A full-scale JWST sunshield membrane deployed on the membrane test fixture at Mantech, Hunstville. The JWST sunshield comprises five of these layers, each of which has to be precisely spaced with respect to the next.
A full-scale JWST sunshield membrane deployed on the membrane test fixture at Mantech, Hunstville. The JWST sunshield comprises five of these layers, each of which has to be precisely spaced with respect to the next.Northrop Grumman Aerospace Systems

NASA's newest space telescope project has stayed alive despite a ballooning price tag that now stands at $8.8 billion. But whether or not the James Webb Space Telescope survives into the future may depend upon how well it can maintain the broad political support that helped past "big science" projects ultimately prove successful.

One hopeful example comes from the Hubble Space Telescope that the James Webb Space Telescope is scheduled to replace. That telescope required $10 billion over two decades after early cost overruns and spacewalk repairs to fix a defective mirror in orbit, but still maintained strong support from both scientists and the U.S. Congress despite all of its troubles.

"For big science on the scale of megaprojects, the support of scientists is necessary but the historical record argues it is not sufficient," said Robert Smith, a historian of science at the University of Alberta in Canada. "Big science raises big questions and strong support from outside of the scientific community is needed to sustain a megaproject over a long period."
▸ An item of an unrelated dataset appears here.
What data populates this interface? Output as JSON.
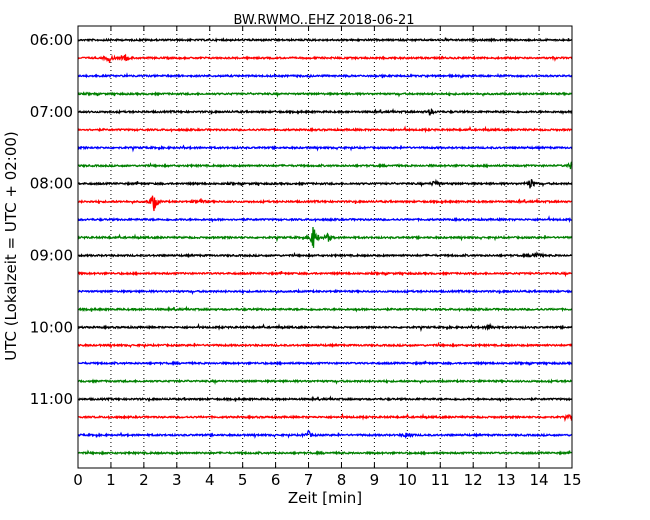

Not all "big science" projects have been as lucky as Hubble. U.S. physicists once dreamed of building the Superconducting Super Collider, a huge particle accelerator in Texas that would have been bigger than the famed Large Hadron Collider in Switzerland.

But the SSC project failed to become reality because its support never grew beyond a small community of scientists, Smith pointed out during the annual meeting of the American Association for the Advancement of Science in Vancouver on Feb. 18. Such support proved incapable of keeping SSC alive when the political winds shifted against it — even after $2 billion had already been spent.

"The SSC, it seems to me, never had a very broad base of support outside of the high-energy physics community," Smith told InnovationNewsDaily. "Hence, when the political climate changed with the end of the Cold War and the great concern about federal deficits in the early 1990s and the relative loss of influence of Texas in Washington, D.C., and when the SSC budget increased, the SSC advocates were unable to beat off the attacks."

Some of the scientists who spoke out against the SSC even included Nobel Prize winners, Smith said. By contrast, the Hubble Space Telescope did not face much public criticism from scientists before its launch.

The James Webb Space Telescope may have the funding to move forward, but it faces tougher criticism in a time when its costs cut into the budgets of other NASA programs such as robotic planetary missions. Some scientists have already criticized it for taking up so much of the U.S. space agency's resources.

Still, Smith seemed cautiously optimistic when asked about the chances for the James Webb Space Telescope to successfully launch as the next big science project.

"JWST is still several years from completion, but at this stage it does seem to have a strong coalition of supporters, which will be necessary to maintain," Smith said. "But ask me this question in five years!"